Те, кого называла Клавдия Ивановна, поднимались с мест, но, не зная, куда сесть, отходили в сторону. Многие встали с парт, чтоб уступить им место. А Клавдия Ивановна, не замечая начавшейся сумятицы, продолжала:
— Демина и Дудников! Елагин и Журкова! Задоров и Иконникова! Мазин и Малютина!
Низенький, вертлявый Мазин поднялся и сказал:
— Мазина нет в классе. Он болен менингитом!
Класс грохнул взрывом смеха. Клавдия Ивановна, ничего не понимая, стала кричать, призывать к порядку. Это не помогло, смех не стихал. Чем бы это кончилось, неизвестно, если бы в этот момент не вошел директор. Все заняли ближайшие парты и затихли.
Как-то Клавдия Ивановна справляется с этим классом?
Когда раздался по всем этажам звонок, школа в одну минуту наполнилась шумом голосов я топотом ног. В учительскую один за другим проходили учителя с классными журналами.
Пришла и Клавдия Ивановна. Она заметно побледнела и потускнела с сентября, когда Татьяна Михайловна впервые увидела ее.
— Здравствуйте! — сказала Татьяна Михайловна. — Я мать Сани Рябинина. Скажите, пожалуйста, как ведет себя Саня, как его дела?
Клавдия Ивановна, как видно, была озабочена чем-то другим и, рассеянно глядя но сторонам, ответила:
— У меня, мамаша, приемные дни но средам, от трех до четырех. А сегодня суббота.
— Вы извините меня, я беспокоюсь за сына. Я была в санатории, уезжала.
— А почему беспокоитесь? Рябинин мог бы, конечно, лучше учиться. Но, в общем-то, ничего.
— А ведет он себя хорошо?
— Как все, — неопределенно ответила Клавдия Ивановна и взялась за ручку двери, чтоб войти в учительскую.
— Подождите минутку, — остановила ее Татьяна Михайловна. — Скажите, ваш ученик Дичков, с которым Саня подружился, он хороший мальчик?
— Обыкновенный.
Клавдия Ивановна явно торопилась и хотела скорее кончить разговор.
— Ну, спасибо, — сказала Татьяна Михайловна и пошла домой.
Вероятно, думала она, все в порядке и не надо волноваться. Все в порядке? Но почему же все-таки Мария Петровна ее так настораживала? И сегодня Зинаида Ивановна… Наконец, еще вчера да и сегодня утром она заметила, как беспокойно бегают Санины глаза. Он явно скрытничает, избегает разговора с ней.

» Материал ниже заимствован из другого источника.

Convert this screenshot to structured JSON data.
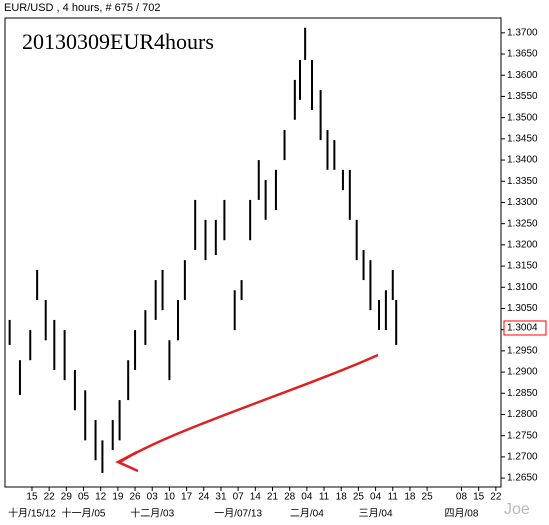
{
  "chart_data": {
    "type": "ohlc",
    "header": "EUR/USD , 4 hours, # 675 / 702",
    "title": "20130309EUR4hours",
    "watermark": "Joe",
    "color": "#000000",
    "x": [
      -1.3,
      -0.7,
      -0.1,
      0.3,
      0.8,
      1.3,
      1.9,
      2.5,
      3.1,
      3.7,
      4.1,
      4.7,
      5.1,
      5.6,
      6.0,
      6.6,
      7.2,
      7.6,
      8.0,
      8.5,
      8.9,
      9.5,
      10.1,
      10.7,
      11.2,
      11.8,
      12.2,
      12.7,
      13.2,
      13.6,
      14.2,
      14.7,
      15.3,
      15.6,
      15.9,
      16.3,
      16.8,
      17.2,
      17.6,
      18.1,
      18.5,
      18.9,
      19.3,
      19.7,
      20.2,
      20.6,
      21.0,
      21.2
    ],
    "series": [
      {
        "name": "High",
        "values": [
          1.3023,
          1.2928,
          1.2999,
          1.3141,
          1.307,
          1.3023,
          1.2999,
          1.2905,
          1.2857,
          1.2787,
          1.2739,
          1.2787,
          1.2834,
          1.2928,
          1.2999,
          1.3046,
          1.3117,
          1.3141,
          1.2975,
          1.307,
          1.3164,
          1.3306,
          1.3259,
          1.3259,
          1.3306,
          1.3093,
          1.3117,
          1.3306,
          1.34,
          1.3353,
          1.3377,
          1.3471,
          1.3589,
          1.3636,
          1.3712,
          1.3636,
          1.3565,
          1.3471,
          1.3447,
          1.3377,
          1.3377,
          1.3259,
          1.3188,
          1.3164,
          1.307,
          1.3093,
          1.3141,
          1.307
        ]
      },
      {
        "name": "Low",
        "values": [
          1.2964,
          1.2846,
          1.2928,
          1.307,
          1.2975,
          1.2905,
          1.2881,
          1.281,
          1.2739,
          1.2692,
          1.2662,
          1.2716,
          1.2739,
          1.2834,
          1.2905,
          1.2964,
          1.3023,
          1.3046,
          1.2881,
          1.2975,
          1.307,
          1.3188,
          1.3164,
          1.3176,
          1.3211,
          1.2999,
          1.307,
          1.3211,
          1.3306,
          1.3259,
          1.3282,
          1.34,
          1.3495,
          1.3542,
          1.3636,
          1.3518,
          1.3447,
          1.3377,
          1.3377,
          1.3329,
          1.3259,
          1.3164,
          1.3117,
          1.3046,
          1.2999,
          1.2999,
          1.307,
          1.2964
        ]
      }
    ],
    "last_price": 1.3004,
    "last_price_color": "#ff0000",
    "xlim": [
      -1.57,
      27.3
    ],
    "ylim": [
      1.2629,
      1.3735
    ],
    "xticks": [
      {
        "value": 0,
        "label": "15"
      },
      {
        "value": 1,
        "label": "22"
      },
      {
        "value": 2,
        "label": "29"
      },
      {
        "value": 3,
        "label": "05"
      },
      {
        "value": 4,
        "label": "12"
      },
      {
        "value": 5,
        "label": "19"
      },
      {
        "value": 6,
        "label": "26"
      },
      {
        "value": 7,
        "label": "03"
      },
      {
        "value": 8,
        "label": "10"
      },
      {
        "value": 9,
        "label": "17"
      },
      {
        "value": 10,
        "label": "24"
      },
      {
        "value": 11,
        "label": "31"
      },
      {
        "value": 12,
        "label": "07"
      },
      {
        "value": 13,
        "label": "14"
      },
      {
        "value": 14,
        "label": "21"
      },
      {
        "value": 15,
        "label": "28"
      },
      {
        "value": 16,
        "label": "04"
      },
      {
        "value": 17,
        "label": "11"
      },
      {
        "value": 18,
        "label": "18"
      },
      {
        "value": 19,
        "label": "25"
      },
      {
        "value": 20,
        "label": "04"
      },
      {
        "value": 21,
        "label": "11"
      },
      {
        "value": 22,
        "label": "18"
      },
      {
        "value": 23,
        "label": "25"
      },
      {
        "value": 25,
        "label": "08"
      },
      {
        "value": 26,
        "label": "15"
      },
      {
        "value": 27,
        "label": "22"
      }
    ],
    "month_ticks": [
      {
        "value": 0,
        "label": "十月/15/12"
      },
      {
        "value": 3,
        "label": "十一月/05"
      },
      {
        "value": 7,
        "label": "十二月/03"
      },
      {
        "value": 12,
        "label": "一月/07/13"
      },
      {
        "value": 16,
        "label": "二月/04"
      },
      {
        "value": 20,
        "label": "三月/04"
      },
      {
        "value": 25,
        "label": "四月/08"
      }
    ],
    "yticks": [
      {
        "value": 1.265,
        "label": "1.2650"
      },
      {
        "value": 1.27,
        "label": "1.2700"
      },
      {
        "value": 1.275,
        "label": "1.2750"
      },
      {
        "value": 1.28,
        "label": "1.2800"
      },
      {
        "value": 1.285,
        "label": "1.2850"
      },
      {
        "value": 1.29,
        "label": "1.2900"
      },
      {
        "value": 1.295,
        "label": "1.2950"
      },
      {
        "value": 1.3,
        "label": "1.3000"
      },
      {
        "value": 1.305,
        "label": "1.3050"
      },
      {
        "value": 1.31,
        "label": "1.3100"
      },
      {
        "value": 1.315,
        "label": "1.3150"
      },
      {
        "value": 1.32,
        "label": "1.3200"
      },
      {
        "value": 1.325,
        "label": "1.3250"
      },
      {
        "value": 1.33,
        "label": "1.3300"
      },
      {
        "value": 1.335,
        "label": "1.3350"
      },
      {
        "value": 1.34,
        "label": "1.3400"
      },
      {
        "value": 1.345,
        "label": "1.3450"
      },
      {
        "value": 1.35,
        "label": "1.3500"
      },
      {
        "value": 1.355,
        "label": "1.3550"
      },
      {
        "value": 1.36,
        "label": "1.3600"
      },
      {
        "value": 1.365,
        "label": "1.3650"
      },
      {
        "value": 1.37,
        "label": "1.3700"
      }
    ]
  }
}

Ах, опять это беспокойное материнское сердце! Не надо думать ни о чем плохом. Если бы было плохое, так в школе-то об этом знали бы.
Она пришла домой, закончила стирку, отполоскала и повесила белье в кухне и занялась вещами детей. На рабочих столиках Сани и Иры — порядок. Это еще вчера они устроили уборку, к ее приезду. У Иры все тетрадки чистые, аккуратные, а у Сани они разрисованы фантастическими физиономиями, кубиками и квадратами.